Researchers utilized XGBoost models to predict FGS scores, covering binary classification (‘painful’ or ‘non-painful’), regression (total FGS scores), and ordinal classification (AU scores). They applied various aggregation functions to condense multiple scores per image into a single representative score. Different combinations of geometric descriptors underwent evaluation, integrating feature selection algorithms and hyperparameter tuning to avoid overfitting.
Researchers evaluated the models' performances using accuracy, area under the receiver operating characteristic curve (AUROC), and other relevant metrics on separate test sets to determine the most effective models for automated prediction of facial landmarks and FGS scores in cats experiencing pain. Principal component analysis (PCA) visually represented the connections between geometric descriptors and pain categorization within the binary classification models.
Automated Feline Pain Assessment System
This study conducted two phases to create an automated system for assessing cat pain. Phase I focused on predicting facial landmarks using CNN models trained on a dataset of 3447 cat images exhibiting varying degrees of pain. Models like ShuffleNetV2, EfficientNetB0, and MobileNetV3 displayed the best predictive performance for landmark positions. Structural adjustments, like replacing the Global Average Pooling 2D (GAP2D) layer and symmetric parallel convolutional layer blocks, notably improved the models' accuracy.
Phase II involved predicting FGS scores using geometric descriptors calculated from facial landmarks.

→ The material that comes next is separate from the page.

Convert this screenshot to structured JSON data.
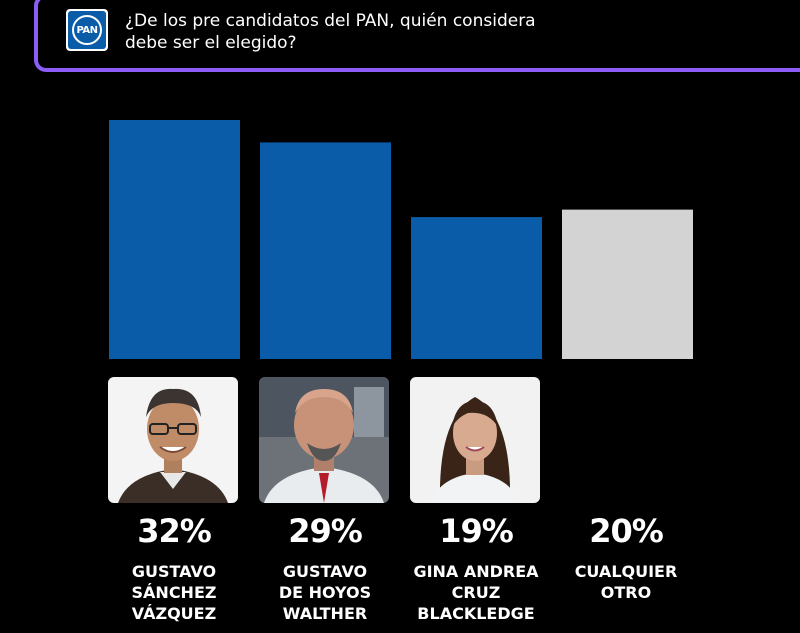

The system utilized XGBoost models for binary, regression, and ordinal classification, achieving high accuracy in differentiating painful and non-painful cats. This approach demonstrated promising results for automated pain assessment, providing accuracy and discriminatory ability while minimizing errors in predicting FGS scores.
The study aimed to create a comprehensive system integrating facial landmark prediction, geometric descriptor computation, and FGS score prediction. It successfully demonstrated the potential for smartphone application integration to assess feline pain accurately and efficiently, addressing a critical need in cat pain assessment. Despite its promise, image positioning and certain limitations might impact the system's performance, emphasizing the need for further development and refinement.
Conclusion
To sum up, this study revolutionizes cat pain assessment by leveraging advanced deep-learning techniques to predict facial landmarks and FGS scores. With a diverse dataset and sophisticated models like ShuffleNetV2, EfficientNetB0, and MobileNetV3, the system accurately determines facial landmarks in cats experiencing different pain levels.
Integrating geometric descriptors into XGBoost models enables precise differentiation between painful and non-painful cats, showcasing the potential for an automated smartphone application. This innovation addresses the longstanding challenge of non-verbal pain assessment in felines. Yet, certain limitations in image positioning and system refinement highlight the ongoing need for further development and optimization in this field.